Впрочем, лейтенант Столбов, тот самый, что с пионерской бдительностью упёк «на фильтрацию» лейтенанта (старшего?) Войткевича, уже потерял к нестроевому фельдшеру всякий интерес и поспешил за носилками со своим «подопечным». Видимо, чуял «пионер», взращённый на «Подвиге барабанщика», какой-то подвох. Подвох кинематографической простоты, заметный только из зрительного зала, со стороны. Не то чуял, не то мерещилось всё ему, что не так тут что-то.

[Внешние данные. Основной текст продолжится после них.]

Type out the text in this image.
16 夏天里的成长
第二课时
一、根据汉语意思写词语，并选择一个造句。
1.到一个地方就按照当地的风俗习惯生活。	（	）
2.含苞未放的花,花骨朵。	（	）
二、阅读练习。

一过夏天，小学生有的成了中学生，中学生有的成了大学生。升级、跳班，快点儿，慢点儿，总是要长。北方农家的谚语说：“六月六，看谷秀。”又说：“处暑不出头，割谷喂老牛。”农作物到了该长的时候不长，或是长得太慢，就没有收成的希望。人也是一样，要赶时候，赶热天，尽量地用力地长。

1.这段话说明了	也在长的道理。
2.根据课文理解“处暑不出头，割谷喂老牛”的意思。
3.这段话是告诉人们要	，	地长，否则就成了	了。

…Сразу после завтрака у двоих «задержанных до выяснения» случился приступ. Такой жестокий приступ, выражаясь протокольно, «острого пищевого расстройства», что даже подполковник Кравченко, на что уж несентиментальная личность! — но и тот брезгливо-жалостливо поморщился, прислушиваясь к звукам за дверями камер № 5 и № 7:
— Эк, разобрало. Дай им порошок какой-нибудь, что ли, доктор? Микстуру? Что там у тебя на этот случай.
— На этот случай?! — взорвался фельдшер, которому и так едва удалось выманить начальника отдела из кабинета на это, «ординарное», на первый непросвещенный взгляд, происшествие.
— Мало ли, задержанные обосрались?! — возмутился подполковник Кравченко, когда он вымогал его присутствия. «Я, может, и сам обделаться готов, когда меня “наверх” без предупреждения вызывают…» — добавил «мамелюк» уже про себя (была история, когда за собственным столом вдруг поутру он обнаружил начальника фронтового управления). — Что я теперь, должен всё бросить? — закончил он вслух.
— Не знаю, что там вы должны! — с неожиданной храбростью (сам-то плюгавенькой такой, в чём что держится) вдруг заверещал фельдшер, сорвав с носа пенсне. — На своём месте. А я на своём должен сейчас же карантин объявить, хлоркой тут всё засыпать в три слоя и карболкой залить! И всех, слышите, всех, включая вас, госпитализировать и вызвать санэпидемическую службу!
— От холера… — растерянно выругался Трофим Иванович, раздирая крючки стоячего воротника.
— Вот именно!
…— Почему это я нисколько не удивлён?.. — простонал сквозь стиснутые зубы Войткевич, чуть приподняв голову, чтобы заглянуть в соседние носилки.
— Я тоже. Как дерьмом запахло, так и понял, что без тебя не обойдётся, — без особого энтузиазма откликнулся из своих носилок Новик, морщась и корячась от рези в кишках. — А тебя, кстати, о чём «вертухай» спросил?
— Ну ты тоже не розами благоухаешь, — первым делом огрызнулся Яков, несмотря на слабость, при которой слова на выдачу подсчитывать хотелось, чтобы экономнее. — Ни о чём. Записку передал, сказал, из «Почтового дуба».
— Логично, — процедил лейтенант Новик и, переведя дух, добавил: — Что они там за отраву изобрели, черти. Неужели нельзя было простым пургеном обойтись?
— Пурген — дело разовое, — пожал плечами под казённой простыней Войткевич. — Раз — и свободен. На дизентерию не очень тянет. А так, видишь, вся симптоматическая картина, полный анамнез.
— Полный анамнез, — недовольно проскрипел Новик. — Полный… а не анамнез.
— Представьте, я тоже такого мнения, — настороженно прислушиваясь к своему мироощущению, согласился Войткевич. — Я уже боялся, что парашу у меня под тухесом разнесёт. И откуда что взялось при здешней диете.